HAVERHILL — Leah “Lee” Pearse, a 2020 Haverhill High School graduate, died in an accident in the early hours of Jan. 6 while vacationing in Cancun, Mexico.
According to her obituary posted by the Driscoll Funeral Home in Bradford, Pearse, 20, was having a great beach day followed by dinner and dancing, after which she attempted to enter her Airbnb through the third-floor balcony because the keys had been locked inside. She slipped, fell, and died instantly, according to her family.
Pearse’s mother, Amy Goldfarb of Somerville, said her daughter was on a weeklong romantic get-away with her boyfriend, Augustin “Bobby” Aufderheide, 21, of Prince Frederick, Maryland.
She said the two returned to the multi-unit apartment building around 2 a.m. and were in the lobby when they thought they had misplaced the keys to their Airbnb apartment.
“Leah walked away telling Bobby she was going to look for the keys,” Goldfarb said. “It’s totally Leah’s character to be the heroic problem solver.”
Goldfarb said Aufderheide, who’d presented Pearse with the trip to Mexico as a birthday present, later told his mother that while waiting for Pearse in the lobby, his phone ran out of power and he could not reach her.
“It was no surprise to me to hear that Leah wandered off without telling Bobby and decided on her own that she could get into their apartment through the balcony,” Goldfarb said.
Multiple media outlets, both in Mexico and the United States, reported Aufderheide was detained by police following Pearse’s death, but he was released without charges days later when her death was ruled accidental.
Pearse was born at Anna Jaques Hospital in Newburyport, while her family was living in Bradford. She attended the Greenleaf School, Bradford Elementary, and the Hunking Middle School, Goldfarb said.
Following in the footsteps of her older sister, Anna Pearse, 25, she graduated from the Classical Academy at Haverhill High School in 2020, where she was involved in student council, MC-ing coffeehouses, playing on the JV lacrosse team, and serving as a co-captain of the girls swim team, her obituary noted.
“Leah was unique and one of a kind, which is what everyone who knew would say about her,” Goldfarb said.
When Leah Pearse turned 18, she began working at Mass General Hospital as a certified nursing assistant and giving her patients the utmost care, love, and comfort in their greatest time of need, her obituary said. Alongside her career as a CNA, she was studying at Simmons College and pursuing her five-year master’s in nursing.
“She left her job at Mass General two months ago to focus on her studies and while in school she worked her heart out and was receiving straight A’s,” Goldfarb said.
“Leah and Bobby had been dating for a year and a half and were very much in love,” she said. “Leah secretly told me she wanted to marry him.”
According to the obituary written by Anna Pearse, her sister was having a phenomenal time in college, making connections with everybody she met.
“People felt they knew her after just the first interaction, and often they loved her immediately for the ease her presence brought to every room she entered,” Anna wrote in her sister’s obituary. “Her confidence, compassion, and amazing sense of humor had a magnetic effect and she tended to bring out the best in the people around her.”
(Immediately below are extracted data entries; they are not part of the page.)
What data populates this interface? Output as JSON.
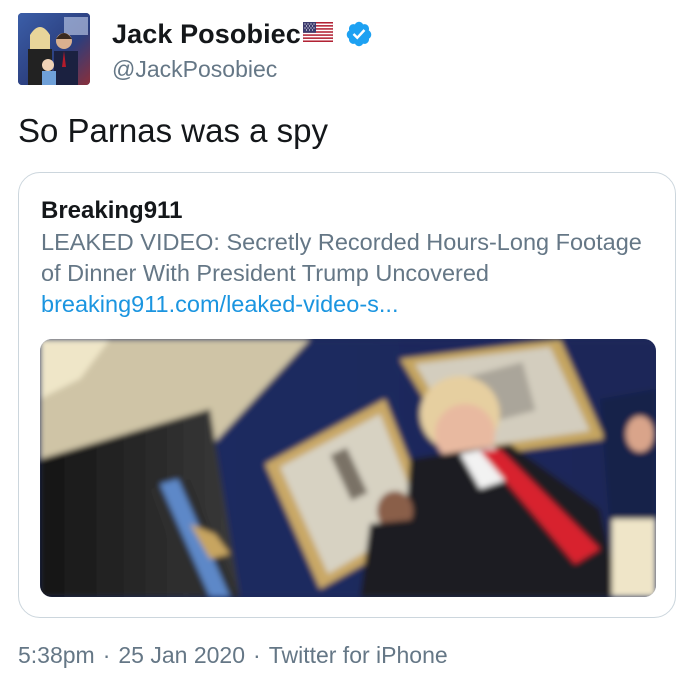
{
  "author": {
    "display_name": "Jack Posobiec",
    "handle": "@JackPosobiec",
    "flag": "us-flag-icon",
    "verified": true,
    "verified_color": "#1da1f2"
  },
  "tweet": {
    "text": "So Parnas was a spy"
  },
  "card": {
    "source": "Breaking911",
    "description": "LEAKED VIDEO: Secretly Recorded Hours-Long Footage of Dinner With President Trump Uncovered",
    "link": "breaking911.com/leaked-video-s..."
  },
  "meta": {
    "time": "5:38pm",
    "separator": "·",
    "date": "25 Jan 2020",
    "client": "Twitter for iPhone"
  },
  "colors": {
    "text_primary": "#14171a",
    "text_secondary": "#657786",
    "link": "#1b95e0",
    "border": "#ccd6dd"
  }
}
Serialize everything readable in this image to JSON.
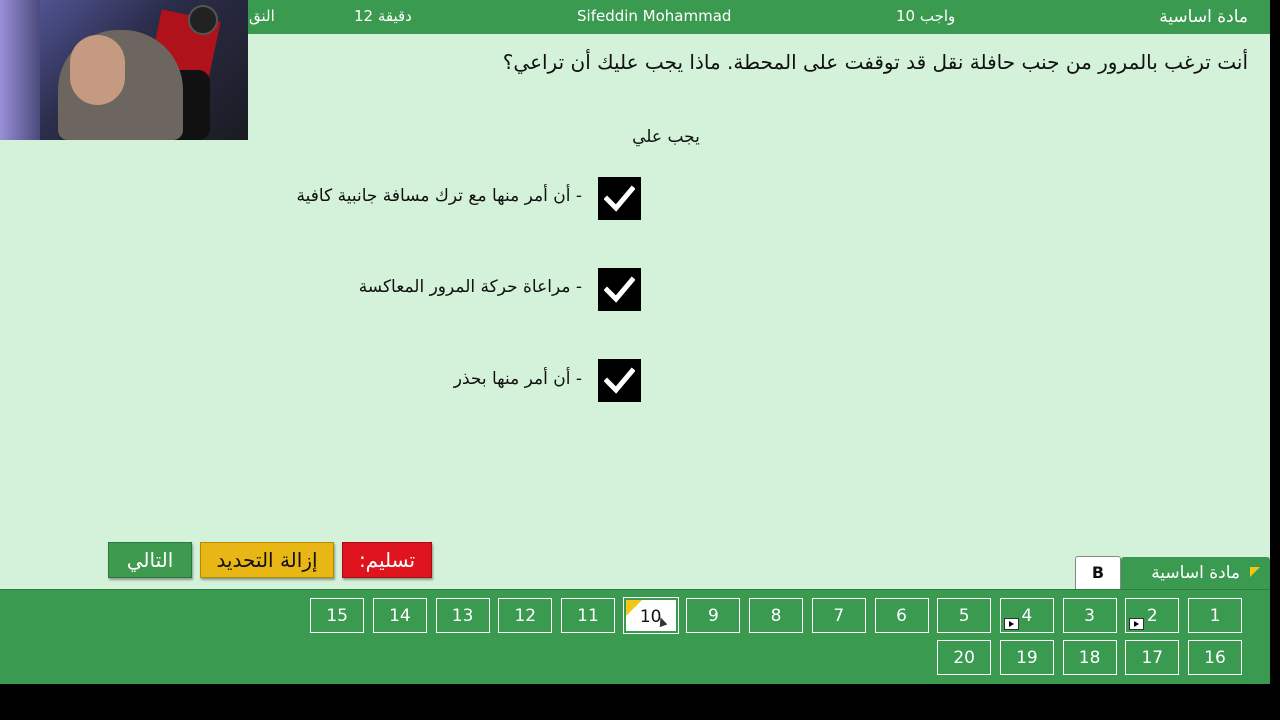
{
  "header": {
    "category": "مادة اساسية",
    "homework": "واجب  10",
    "student": "Sifeddin Mohammad",
    "time": "12 دقيقة",
    "points": "النق"
  },
  "question": {
    "text": "أنت ترغب بالمرور من جنب حافلة نقل قد توقفت على المحطة. ماذا يجب عليك أن تراعي؟",
    "subtitle": "يجب علي",
    "options": [
      {
        "text": "- أن أمر منها مع ترك مسافة جانبية كافية",
        "checked": true
      },
      {
        "text": "- مراعاة حركة المرور المعاكسة",
        "checked": true
      },
      {
        "text": "- أن أمر منها بحذر",
        "checked": true
      }
    ]
  },
  "buttons": {
    "next": "التالي",
    "clear": "إزالة التحديد",
    "submit": "تسليم:"
  },
  "tabs": {
    "license": "B",
    "category": "مادة اساسية"
  },
  "navigation": {
    "current": 10,
    "row1": [
      1,
      2,
      3,
      4,
      5,
      6,
      7,
      8,
      9,
      10,
      11,
      12,
      13,
      14,
      15
    ],
    "row2": [
      16,
      17,
      18,
      19,
      20
    ],
    "media_questions": [
      2,
      4
    ],
    "flagged": [
      10
    ]
  },
  "colors": {
    "green": "#3a9a4f",
    "background": "#d4f1d9",
    "next": "#3d9a4e",
    "clear": "#e8b716",
    "submit": "#e0141e"
  }
}
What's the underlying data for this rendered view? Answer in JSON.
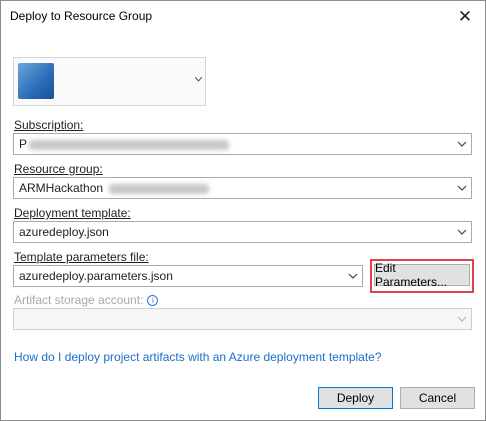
{
  "window": {
    "title": "Deploy to Resource Group",
    "close_glyph": "✕"
  },
  "account": {
    "name": "",
    "email": ""
  },
  "subscription": {
    "label": "Subscription:",
    "value": "P"
  },
  "resource_group": {
    "label": "Resource group:",
    "value": "ARMHackathon"
  },
  "deployment_template": {
    "label": "Deployment template:",
    "value": "azuredeploy.json"
  },
  "template_parameters": {
    "label": "Template parameters file:",
    "value": "azuredeploy.parameters.json",
    "edit_button": "Edit Parameters..."
  },
  "artifact_storage": {
    "label": "Artifact storage account:",
    "value": "",
    "info_glyph": "i"
  },
  "help_link": "How do I deploy project artifacts with an Azure deployment template?",
  "buttons": {
    "deploy": "Deploy",
    "cancel": "Cancel"
  },
  "colors": {
    "highlight": "#e1424a",
    "link": "#1a6fc9",
    "focus": "#0078d7"
  }
}
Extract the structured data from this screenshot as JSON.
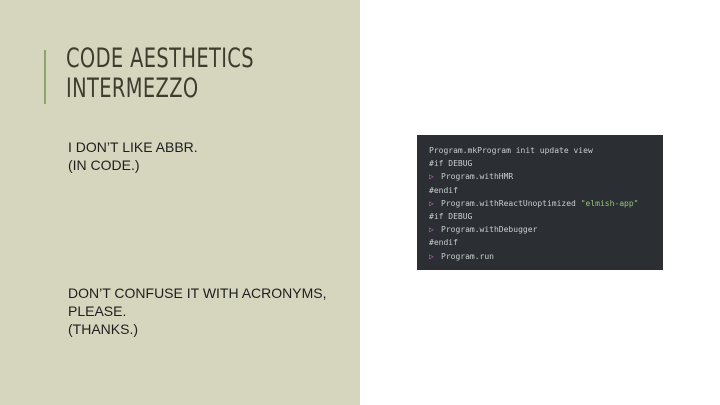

Amy Goldfarb said her daughter was a firecracker as a child: spunky, stubborn. Sometimes adults didn’t know how to handle such an intense, bold, and self-assured person, she said.
“Many of her friends at Simmons, when sending condolences to us, said Leah changed their lives with her love and attention,” Reggie Pearse, Leah’s father, said. “It’s been very comforting to us to hear that.”